2. The method according to claim 1, characterized in that, Presenting the region of interest in the virtual display scene includes: In the virtual display scene, the edge outline of the region of interest is highlighted.
3. The method according to claim 1, characterized in that, Presenting the region of interest in the virtual display scene includes: In the virtual display scene, areas of non-interest are masked.
4. The method according to claim 1, characterized in that, Presenting the region of interest in the virtual display scene includes: The region of interest is segmented and displayed.
5. The method according to any one of claims 1-4, characterized in that, Also includes: Obtain a preset area centered on the gaze point; Display annotation information for annotation points located in the preset area.
6. The method according to claim 5, characterized in that, The annotation information displayed at the annotation points located in the preset area includes: The text display method of the annotation information of each annotation point is determined based on the distance between each annotation point and the gaze point; The annotation information is displayed in a textual manner based on the annotation information.

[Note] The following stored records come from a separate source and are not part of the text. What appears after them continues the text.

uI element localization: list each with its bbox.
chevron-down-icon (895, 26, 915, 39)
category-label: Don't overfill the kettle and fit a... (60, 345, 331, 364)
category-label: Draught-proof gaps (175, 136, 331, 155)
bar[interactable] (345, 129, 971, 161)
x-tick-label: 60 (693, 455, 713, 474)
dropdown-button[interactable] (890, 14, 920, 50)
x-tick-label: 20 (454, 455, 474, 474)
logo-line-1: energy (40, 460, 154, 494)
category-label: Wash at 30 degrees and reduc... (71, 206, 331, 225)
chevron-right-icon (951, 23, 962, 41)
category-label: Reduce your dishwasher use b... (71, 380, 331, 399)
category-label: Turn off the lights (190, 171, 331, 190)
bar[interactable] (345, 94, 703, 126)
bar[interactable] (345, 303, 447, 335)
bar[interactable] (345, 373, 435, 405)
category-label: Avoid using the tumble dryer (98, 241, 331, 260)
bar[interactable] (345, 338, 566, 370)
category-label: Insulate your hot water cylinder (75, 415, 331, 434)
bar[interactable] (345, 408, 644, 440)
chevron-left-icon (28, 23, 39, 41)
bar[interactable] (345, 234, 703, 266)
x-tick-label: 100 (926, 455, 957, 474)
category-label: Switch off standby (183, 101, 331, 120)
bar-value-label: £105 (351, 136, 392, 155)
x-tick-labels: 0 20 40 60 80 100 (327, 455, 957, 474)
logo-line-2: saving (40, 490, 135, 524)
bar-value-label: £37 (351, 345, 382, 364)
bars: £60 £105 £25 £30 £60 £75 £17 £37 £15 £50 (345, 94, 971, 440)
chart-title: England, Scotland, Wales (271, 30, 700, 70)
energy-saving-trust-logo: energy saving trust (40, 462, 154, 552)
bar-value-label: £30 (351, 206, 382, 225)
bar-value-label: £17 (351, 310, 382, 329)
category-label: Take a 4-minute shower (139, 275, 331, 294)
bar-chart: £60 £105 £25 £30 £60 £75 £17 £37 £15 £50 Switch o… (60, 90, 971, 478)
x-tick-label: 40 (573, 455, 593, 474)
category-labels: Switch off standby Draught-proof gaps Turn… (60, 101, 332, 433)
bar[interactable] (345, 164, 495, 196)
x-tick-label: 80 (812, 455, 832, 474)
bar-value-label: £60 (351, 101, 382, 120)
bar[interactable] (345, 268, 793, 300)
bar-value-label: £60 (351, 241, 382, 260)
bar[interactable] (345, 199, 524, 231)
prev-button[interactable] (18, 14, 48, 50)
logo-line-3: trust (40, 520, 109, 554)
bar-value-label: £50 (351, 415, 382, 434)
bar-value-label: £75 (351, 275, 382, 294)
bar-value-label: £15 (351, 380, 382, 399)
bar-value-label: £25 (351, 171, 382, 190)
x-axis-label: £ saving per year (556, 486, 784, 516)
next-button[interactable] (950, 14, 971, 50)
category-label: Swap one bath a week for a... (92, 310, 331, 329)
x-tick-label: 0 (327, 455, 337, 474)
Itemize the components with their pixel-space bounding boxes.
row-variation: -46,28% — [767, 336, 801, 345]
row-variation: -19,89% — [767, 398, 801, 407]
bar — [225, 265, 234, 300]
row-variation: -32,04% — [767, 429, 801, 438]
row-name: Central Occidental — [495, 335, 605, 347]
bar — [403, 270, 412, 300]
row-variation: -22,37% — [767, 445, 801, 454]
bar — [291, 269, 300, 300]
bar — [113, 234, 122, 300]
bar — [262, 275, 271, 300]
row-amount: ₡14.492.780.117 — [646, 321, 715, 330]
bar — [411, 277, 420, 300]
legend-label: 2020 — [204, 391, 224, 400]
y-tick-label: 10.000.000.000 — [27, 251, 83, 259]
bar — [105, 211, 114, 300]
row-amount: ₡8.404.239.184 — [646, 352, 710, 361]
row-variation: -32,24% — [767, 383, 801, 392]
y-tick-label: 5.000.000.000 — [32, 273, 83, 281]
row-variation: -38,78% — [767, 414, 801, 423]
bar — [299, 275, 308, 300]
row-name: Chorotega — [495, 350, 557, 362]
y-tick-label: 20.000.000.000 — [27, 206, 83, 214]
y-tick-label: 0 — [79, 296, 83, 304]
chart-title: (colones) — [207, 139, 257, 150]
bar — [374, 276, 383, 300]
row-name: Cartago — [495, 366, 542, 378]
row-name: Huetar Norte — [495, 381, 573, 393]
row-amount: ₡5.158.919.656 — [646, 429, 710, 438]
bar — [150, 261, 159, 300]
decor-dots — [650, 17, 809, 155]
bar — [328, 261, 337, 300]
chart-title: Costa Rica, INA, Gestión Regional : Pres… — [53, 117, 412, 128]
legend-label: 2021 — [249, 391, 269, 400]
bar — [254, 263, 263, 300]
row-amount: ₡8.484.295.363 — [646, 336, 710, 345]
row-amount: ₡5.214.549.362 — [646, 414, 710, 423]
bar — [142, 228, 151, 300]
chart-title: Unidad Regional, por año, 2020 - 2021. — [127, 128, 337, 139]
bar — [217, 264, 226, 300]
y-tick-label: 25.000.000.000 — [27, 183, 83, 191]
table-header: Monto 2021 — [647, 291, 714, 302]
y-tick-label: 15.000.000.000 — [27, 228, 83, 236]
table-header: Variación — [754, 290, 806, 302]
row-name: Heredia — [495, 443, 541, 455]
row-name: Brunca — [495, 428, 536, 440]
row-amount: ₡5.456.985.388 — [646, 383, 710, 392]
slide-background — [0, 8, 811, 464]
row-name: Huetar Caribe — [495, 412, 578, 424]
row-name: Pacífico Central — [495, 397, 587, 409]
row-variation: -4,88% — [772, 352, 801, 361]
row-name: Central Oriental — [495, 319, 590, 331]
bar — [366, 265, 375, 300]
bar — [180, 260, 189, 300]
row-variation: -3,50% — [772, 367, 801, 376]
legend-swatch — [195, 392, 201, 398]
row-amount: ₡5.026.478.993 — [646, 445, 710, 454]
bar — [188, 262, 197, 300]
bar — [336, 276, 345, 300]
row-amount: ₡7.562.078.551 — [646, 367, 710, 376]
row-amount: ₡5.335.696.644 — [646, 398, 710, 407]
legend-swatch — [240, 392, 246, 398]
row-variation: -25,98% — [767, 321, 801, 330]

7. The method according to claim 6, characterized in that, The method of determining the text display method of the annotation information of each annotation point based on the distance between each annotation point and the gaze point includes: The distances between each annotation point and the gaze point are sorted from closest to farthest to obtain the sorting result; Based on the sorting results, the text display method of the annotation information of the annotation points is adaptively adjusted.
8. A method for displaying a region of interest, characterized in that, include: In a virtual display scene, determine the location of the user's gaze point; Based on the location of the gaze point, determine the region of interest; The region of interest is presented in the virtual display scene; If a user confirms the presented region of interest, a preset region centered on the gaze point is obtained, and annotation information of the gaze point located in the preset region is displayed; Otherwise, repeat the above steps until you receive confirmation from the user regarding the presented area of interest.
9. A display device for a region of interest, characterized in that, include: The first determining module is used to determine the position of the user's gaze point in the virtual display scene; The second determining module is used to determine the region of interest based on the position of the gaze point; The first display module is used to present the region of interest in the virtual display scene.
10. A virtual display device, comprising a memory, a processor, and a computer program stored in the memory and executable on the processor, characterized in that, When the processor executes the computer program, it implements the method as described in any one of claims 1 to 8.